Article Abstract

Identifying the non-addressed issues in Radiation Oncology—a preliminary opinion collection of radiation oncology community

Authors: Susovan Banerjee, Tejinder Kataria, Shikha Goyal, Shyam Singh Bisht, Deepak Gupta, Trinanjan Basu, Ashu Abhishek, Kushal Narang, Manoj Tayal, Iftekhar Ali, KP Karthick, Rajesh Thiyagarajan

Abstract

Background: To understand the mutual professional relationship among the Radiation Oncologists (ROs) and the Medical Physicists (MPs), to identify the lacunae in the radiation planning workflow.
Methods: The copies of the questionnaire were sent 1,404 MPs and 1,836 ROs through a web based survey application.
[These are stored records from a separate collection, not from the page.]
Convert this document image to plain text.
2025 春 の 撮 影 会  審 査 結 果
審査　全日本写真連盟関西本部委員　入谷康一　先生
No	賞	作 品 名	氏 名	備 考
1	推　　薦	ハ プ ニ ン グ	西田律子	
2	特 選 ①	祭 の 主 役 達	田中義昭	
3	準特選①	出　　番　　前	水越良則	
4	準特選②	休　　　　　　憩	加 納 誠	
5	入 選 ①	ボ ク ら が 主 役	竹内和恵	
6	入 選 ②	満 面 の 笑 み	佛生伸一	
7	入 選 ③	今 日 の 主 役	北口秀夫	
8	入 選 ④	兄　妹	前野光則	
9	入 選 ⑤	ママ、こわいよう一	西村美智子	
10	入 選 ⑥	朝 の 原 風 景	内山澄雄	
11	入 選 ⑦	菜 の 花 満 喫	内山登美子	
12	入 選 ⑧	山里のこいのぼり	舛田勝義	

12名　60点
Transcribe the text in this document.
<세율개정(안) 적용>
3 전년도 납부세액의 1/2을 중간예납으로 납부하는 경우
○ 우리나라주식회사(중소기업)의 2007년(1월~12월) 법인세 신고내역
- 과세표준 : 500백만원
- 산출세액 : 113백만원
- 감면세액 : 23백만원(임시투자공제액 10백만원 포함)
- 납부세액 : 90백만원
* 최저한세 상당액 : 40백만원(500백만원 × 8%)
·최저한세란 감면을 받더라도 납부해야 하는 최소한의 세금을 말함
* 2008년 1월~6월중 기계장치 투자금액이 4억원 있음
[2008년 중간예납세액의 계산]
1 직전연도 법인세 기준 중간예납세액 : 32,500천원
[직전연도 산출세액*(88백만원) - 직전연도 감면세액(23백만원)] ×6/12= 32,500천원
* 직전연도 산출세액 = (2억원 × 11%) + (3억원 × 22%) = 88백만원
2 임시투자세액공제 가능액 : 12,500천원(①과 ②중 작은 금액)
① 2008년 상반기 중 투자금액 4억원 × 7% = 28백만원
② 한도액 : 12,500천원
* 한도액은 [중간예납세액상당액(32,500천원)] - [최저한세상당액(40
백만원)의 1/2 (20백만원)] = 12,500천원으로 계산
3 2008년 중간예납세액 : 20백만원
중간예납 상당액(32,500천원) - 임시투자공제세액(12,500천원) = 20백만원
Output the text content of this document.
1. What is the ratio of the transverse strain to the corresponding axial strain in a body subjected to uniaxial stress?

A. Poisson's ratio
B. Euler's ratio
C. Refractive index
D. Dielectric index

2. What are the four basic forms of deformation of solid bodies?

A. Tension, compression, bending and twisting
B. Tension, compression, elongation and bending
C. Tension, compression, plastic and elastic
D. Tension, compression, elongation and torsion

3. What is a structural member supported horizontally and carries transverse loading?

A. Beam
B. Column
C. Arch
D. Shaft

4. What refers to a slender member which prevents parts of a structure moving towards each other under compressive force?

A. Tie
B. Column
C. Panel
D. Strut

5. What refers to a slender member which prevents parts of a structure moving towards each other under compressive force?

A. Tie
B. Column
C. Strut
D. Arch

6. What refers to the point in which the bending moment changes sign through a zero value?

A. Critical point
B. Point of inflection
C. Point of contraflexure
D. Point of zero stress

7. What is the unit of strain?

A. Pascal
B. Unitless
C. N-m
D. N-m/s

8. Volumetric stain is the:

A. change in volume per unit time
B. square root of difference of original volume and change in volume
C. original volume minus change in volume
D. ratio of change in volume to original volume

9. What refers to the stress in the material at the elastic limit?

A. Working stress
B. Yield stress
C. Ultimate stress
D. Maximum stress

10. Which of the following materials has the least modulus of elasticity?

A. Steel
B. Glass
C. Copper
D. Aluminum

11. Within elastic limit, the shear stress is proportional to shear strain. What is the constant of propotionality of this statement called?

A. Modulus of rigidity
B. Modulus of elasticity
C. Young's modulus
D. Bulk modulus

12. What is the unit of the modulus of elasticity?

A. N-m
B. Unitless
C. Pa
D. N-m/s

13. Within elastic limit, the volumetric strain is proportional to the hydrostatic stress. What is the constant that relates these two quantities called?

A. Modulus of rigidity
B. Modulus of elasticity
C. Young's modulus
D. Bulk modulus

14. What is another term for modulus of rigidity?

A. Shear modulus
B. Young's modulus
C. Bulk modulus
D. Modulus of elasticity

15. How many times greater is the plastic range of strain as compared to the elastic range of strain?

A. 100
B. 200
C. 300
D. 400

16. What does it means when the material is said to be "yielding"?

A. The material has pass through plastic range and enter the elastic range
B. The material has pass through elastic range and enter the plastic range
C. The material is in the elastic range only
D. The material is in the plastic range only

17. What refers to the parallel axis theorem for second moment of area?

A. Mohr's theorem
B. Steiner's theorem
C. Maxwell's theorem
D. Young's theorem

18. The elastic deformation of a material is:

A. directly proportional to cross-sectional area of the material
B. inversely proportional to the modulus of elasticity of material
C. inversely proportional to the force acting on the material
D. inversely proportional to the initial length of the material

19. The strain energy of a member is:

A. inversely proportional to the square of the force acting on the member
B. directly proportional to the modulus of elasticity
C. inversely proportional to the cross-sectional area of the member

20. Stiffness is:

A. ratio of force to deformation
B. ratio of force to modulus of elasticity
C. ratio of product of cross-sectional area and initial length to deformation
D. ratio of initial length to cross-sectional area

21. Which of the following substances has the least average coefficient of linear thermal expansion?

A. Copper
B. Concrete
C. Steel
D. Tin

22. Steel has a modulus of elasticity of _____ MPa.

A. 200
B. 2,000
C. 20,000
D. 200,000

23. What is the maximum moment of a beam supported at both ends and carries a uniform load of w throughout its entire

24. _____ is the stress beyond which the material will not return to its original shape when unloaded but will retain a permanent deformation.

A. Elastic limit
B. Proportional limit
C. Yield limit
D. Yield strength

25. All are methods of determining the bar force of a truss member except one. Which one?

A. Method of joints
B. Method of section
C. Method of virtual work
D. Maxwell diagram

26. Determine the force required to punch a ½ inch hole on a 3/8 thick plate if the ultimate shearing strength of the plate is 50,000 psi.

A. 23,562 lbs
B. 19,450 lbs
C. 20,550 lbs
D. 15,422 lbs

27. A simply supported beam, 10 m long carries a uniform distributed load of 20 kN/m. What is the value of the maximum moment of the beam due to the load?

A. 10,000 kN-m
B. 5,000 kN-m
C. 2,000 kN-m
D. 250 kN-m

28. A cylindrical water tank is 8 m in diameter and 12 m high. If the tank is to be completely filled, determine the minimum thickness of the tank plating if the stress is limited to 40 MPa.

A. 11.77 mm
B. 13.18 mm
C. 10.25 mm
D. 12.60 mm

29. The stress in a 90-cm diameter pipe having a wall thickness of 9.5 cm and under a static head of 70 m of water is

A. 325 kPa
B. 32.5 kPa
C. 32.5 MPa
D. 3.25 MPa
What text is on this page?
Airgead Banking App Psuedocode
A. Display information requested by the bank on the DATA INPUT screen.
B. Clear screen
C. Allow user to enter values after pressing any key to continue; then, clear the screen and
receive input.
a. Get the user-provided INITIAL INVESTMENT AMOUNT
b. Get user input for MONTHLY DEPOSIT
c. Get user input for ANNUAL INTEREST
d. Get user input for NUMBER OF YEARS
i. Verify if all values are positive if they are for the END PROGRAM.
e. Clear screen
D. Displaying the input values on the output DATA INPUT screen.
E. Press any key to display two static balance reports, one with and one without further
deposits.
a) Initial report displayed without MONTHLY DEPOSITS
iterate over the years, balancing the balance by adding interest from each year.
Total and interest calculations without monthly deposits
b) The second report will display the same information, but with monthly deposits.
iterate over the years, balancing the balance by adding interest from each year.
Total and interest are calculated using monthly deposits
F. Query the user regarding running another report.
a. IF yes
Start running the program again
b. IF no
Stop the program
Similar situations were queried from both MPs and ROs to obtain their respective opinions and the responses were compared.
Results: The final analysis was done for 176 MPs and 180 ROs. When it comes to grading their peers, the ROs were happier with their counterparts and gave them relatively higher grade in their jobs. The ROs made more technical mistakes than their peers when giving final contours for planning and made changes to contours during plan evaluation as well. More than 50% of the times, MPs believed the doctors give tighter constraints than possible to achieve. About 44% of ROs and 22% of MPs complained that they are not made to understand the planning/clinical result part ever. About 10% MPs says their opinion was never sought for the choice of treatment modality. A minimum of 6% of ROs were never consulted during the planning procedure, 40% of physicians were consulted during the process of planning in 10–20% of cases. Only 25% and 30% of MPs believed they got adequate time for planning and QA respectively. Most people agreed that there was adequate number of ROs in the department. Most ROs and MPs thought that a combined planning and contouring station was necessary. The working relationship between the ROs and the MPs was good (not excellent). About 50% respondents were confident to get their kin treated (if required) in the department and another 30% people were confident about one specific counterpart. MPs were more inclined towards change of profession compared to ROs.
Conclusions: This study is a preliminary attempt to identify the issues that need to be addressed in radiation oncology joint workflow. The observations of this study is limited by small sample size, qualitative nature of questions used, and the heterogeneity of radiation oncology practices worldwide that merits region-based surveys.